Sehr sozialdemokratisch war auch sein Wirken in der Arbeitsmarkt-, Wirtschafts- und Infrastrukturpolitik. Ich erinnere mich deutlich, wie wir mit gegenseitigem Vertrauen gemeinsam gewirkt haben, etwa bei den extrem sensiblen Vorbereitungen für die Hafencity – ich war damals als Finanzsenator auch für die Liegenschaften verantwortlich – die nötigen Grundstücke verfügbar zu machen, um jeder Spekulation vorzubeugen.
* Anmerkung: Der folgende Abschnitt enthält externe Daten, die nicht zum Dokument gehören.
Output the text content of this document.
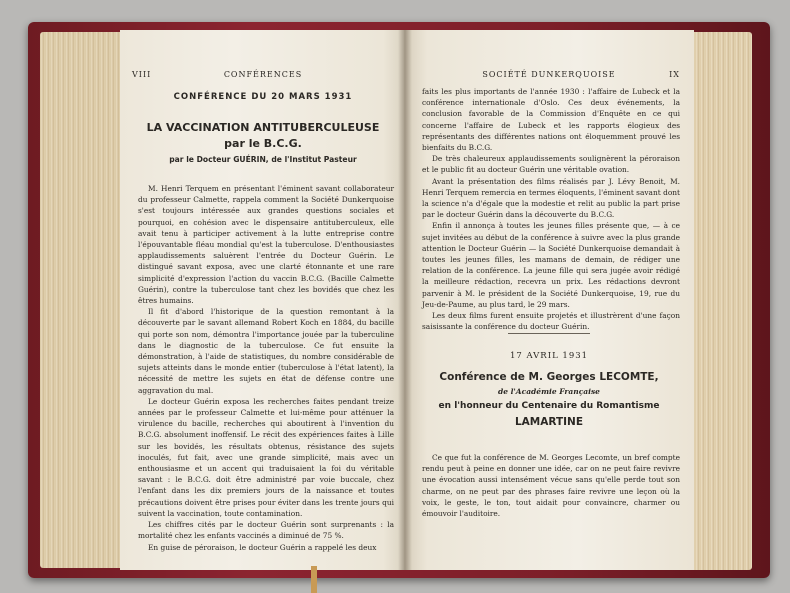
VIII	CONFÉRENCES
CONFÉRENCE DU 20 MARS 1931
LA VACCINATION ANTITUBERCULEUSE
par le B.C.G.
par le Docteur GUÉRIN, de l'Institut Pasteur

M. Henri Terquem en présentant l'éminent savant collaborateur du professeur Calmette, rappela comment la Société Dunkerquoise s'est toujours intéressée aux grandes questions sociales et pourquoi, en cohésion avec le dispensaire antituberculeux, elle avait tenu à participer activement à la lutte entreprise contre l'épouvantable fléau mondial qu'est la tuberculose. D'enthousiastes applaudissements saluèrent l'entrée du Docteur Guérin. Le distingué savant exposa, avec une clarté étonnante et une rare simplicité d'expression l'action du vaccin B.C.G. (Bacille Calmette Guérin), contre la tuberculose tant chez les bovidés que chez les êtres humains.

Il fit d'abord l'historique de la question remontant à la découverte par le savant allemand Robert Koch en 1884, du bacille qui porte son nom, démontra l'importance jouée par la tuberculine dans le diagnostic de la tuberculose. Ce fut ensuite la démonstration, à l'aide de statistiques, du nombre considérable de sujets atteints dans le monde entier (tuberculose à l'état latent), la nécessité de mettre les sujets en état de défense contre une aggravation du mal.

Le docteur Guérin exposa les recherches faites pendant treize années par le professeur Calmette et lui-même pour atténuer la virulence du bacille, recherches qui aboutirent à l'invention du B.C.G. absolument inoffensif. Le récit des expériences faites à Lille sur les bovidés, les résultats obtenus, résistance des sujets inoculés, fut fait, avec une grande simplicité, mais avec un enthousiasme et un accent qui traduisaient la foi du véritable savant : le B.C.G. doit être administré par voie buccale, chez l'enfant dans les dix premiers jours de la naissance et toutes précautions doivent être prises pour éviter dans les trente jours qui suivent la vaccination, toute contamination.

Les chiffres cités par le docteur Guérin sont surprenants : la mortalité chez les enfants vaccinés a diminué de 75 %.

En guise de péroraison, le docteur Guérin a rappelé les deux

SOCIÉTÉ DUNKERQUOISE	IX

faits les plus importants de l'année 1930 : l'affaire de Lubeck et la conférence internationale d'Oslo. Ces deux événements, la conclusion favorable de la Commission d'Enquête en ce qui concerne l'affaire de Lubeck et les rapports élogieux des représentants des différentes nations ont éloquemment prouvé les bienfaits du B.C.G.

De très chaleureux applaudissements soulignèrent la péroraison et le public fit au docteur Guérin une véritable ovation.

Avant la présentation des films réalisés par J. Lévy Benoit, M. Henri Terquem remercia en termes éloquents, l'éminent savant dont la science n'a d'égale que la modestie et relit au public la part prise par le docteur Guérin dans la découverte du B.C.G.

Enfin il annonça à toutes les jeunes filles présente que, — à ce sujet invitées au début de la conférence à suivre avec la plus grande attention le Docteur Guérin — la Société Dunkerquoise demandait à toutes les jeunes filles, les mamans de demain, de rédiger une relation de la conférence. La jeune fille qui sera jugée avoir rédigé la meilleure rédaction, recevra un prix. Les rédactions devront parvenir à M. le président de la Société Dunkerquoise, 19, rue du Jeu-de-Paume, au plus tard, le 29 mars.

Les deux films furent ensuite projetés et illustrèrent d'une façon saisissante la conférence du docteur Guérin.

17 AVRIL 1931
Conférence de M. Georges LECOMTE,
de l'Académie Française
en l'honneur du Centenaire du Romantisme
LAMARTINE

Ce que fut la conférence de M. Georges Lecomte, un bref compte rendu peut à peine en donner une idée, car on ne peut faire revivre une évocation aussi intensément vécue sans qu'elle perde tout son charme, on ne peut par des phrases faire revivre une leçon où la voix, le geste, le ton, tout aidait pour convaincre, charmer ou émouvoir l'auditoire.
Und auch bei den aus heutiger Sicht kaum noch vorstellbaren Sparrunden des Hamburger Haushaltes in den 1980er und 1990er-Jahren war es so: Sie kamen nur zustande und waren nur erfolgreich, weil zwischen dem Ersten Bürgermeister und seinem Finanzsenator Einverständnis und Vertrauen bestand mit dem Ziel, Sparen als klugen Prozess zu verstehen und dabei immer im Bewusstsein zu haben, dass nur Reiche sich einen armen Staat leisten können.

Und Henning Voscherau war auch immer für Überraschungen gut. So etwa, als er im Sommer 1986 den „Hamburger Kessel“, bei dem mehr als 800 friedliche Atomkraftgegner von der Polizei über Stunden eingekesselt worden waren, als „staatliche Geiselnahme“ bezeichnete – später bestätigten Gerichte diese Rechtsauffassung, die auch Teile des Senats vortrugen.

Dieses an Facetten überreiche Bild rundete sich ab, als in den vergangenen Jahren eine Freundschaft zwischen uns gedieh. In nächster Zeit wollten wir beide uns noch mit unserem Nachfolger Olaf Scholz treffen. Dazu ist es leider nicht mehr gekommen. Mein Beileid und mein Mitgefühl gelten seiner Familie und seinem Freundeskreis.